Fantastic Beasts And Where To Find Them

Am 23. April 2017 in film

Ich bin, nicht ohne anfängliche Skepsis, ein großer Fan der Harry Potter Bücher, und obwohl ich den Großteil der Filme eher so mäßig finde, hält sich David Yates erster Teil der „Deathly Hallows“-Verfilmung (zusammen mit Days of Future Past und Skyfall) hartnäckig in meinen Mainstream-Kino-Favoriten. Und weil ich es für eine große Frechheit halte, das Drehbuch eines Theaterstücks als Buch zu verkaufen, habe ich „Harry Potter and the Cursed Child“ natürlich ausgelassen, weshalb mir ein neuer Yates-Film im Potter-Universum jetzt gerade sehr gelegen kommt.

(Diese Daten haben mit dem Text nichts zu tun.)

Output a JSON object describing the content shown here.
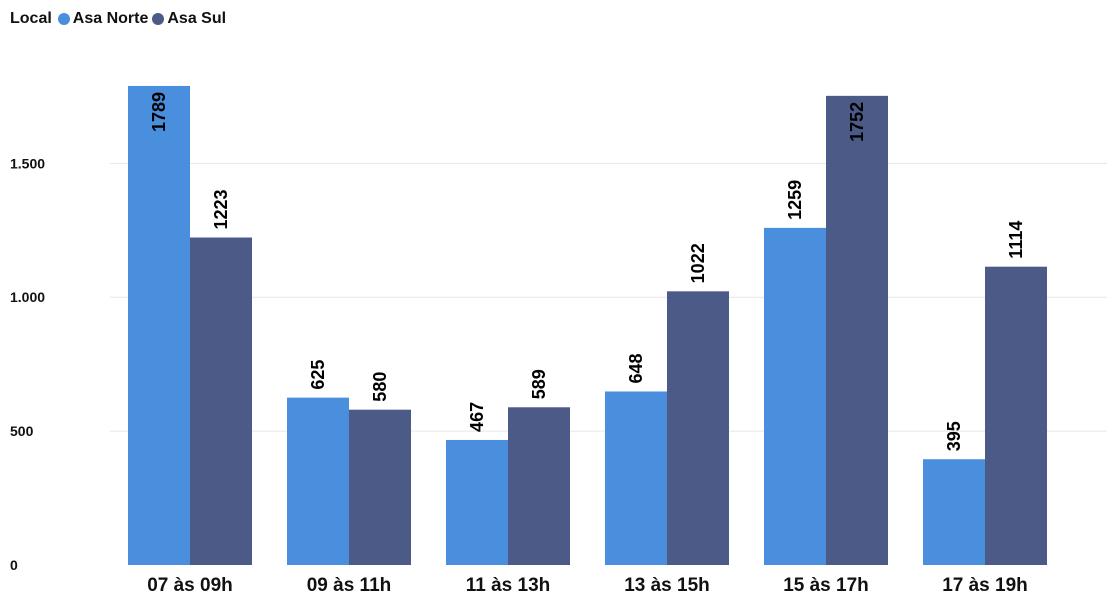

Es ist etwas schade, dass dieser Ableger der Potter-Geschichte, Achtung, ganz was Neues, in New York spielen muss, aber dafür gibt es ja zum Glück den Briten Eddie Redmayne, der wie ein britisches Sandwich von Max Halley optisch zwar eher so mäßig was hermacht, am Ende aber wohl ganz großartig schmeckt. Und er ist in seiner Rolle als sozial leicht angeknackster Newt Scamander schlicht großartig.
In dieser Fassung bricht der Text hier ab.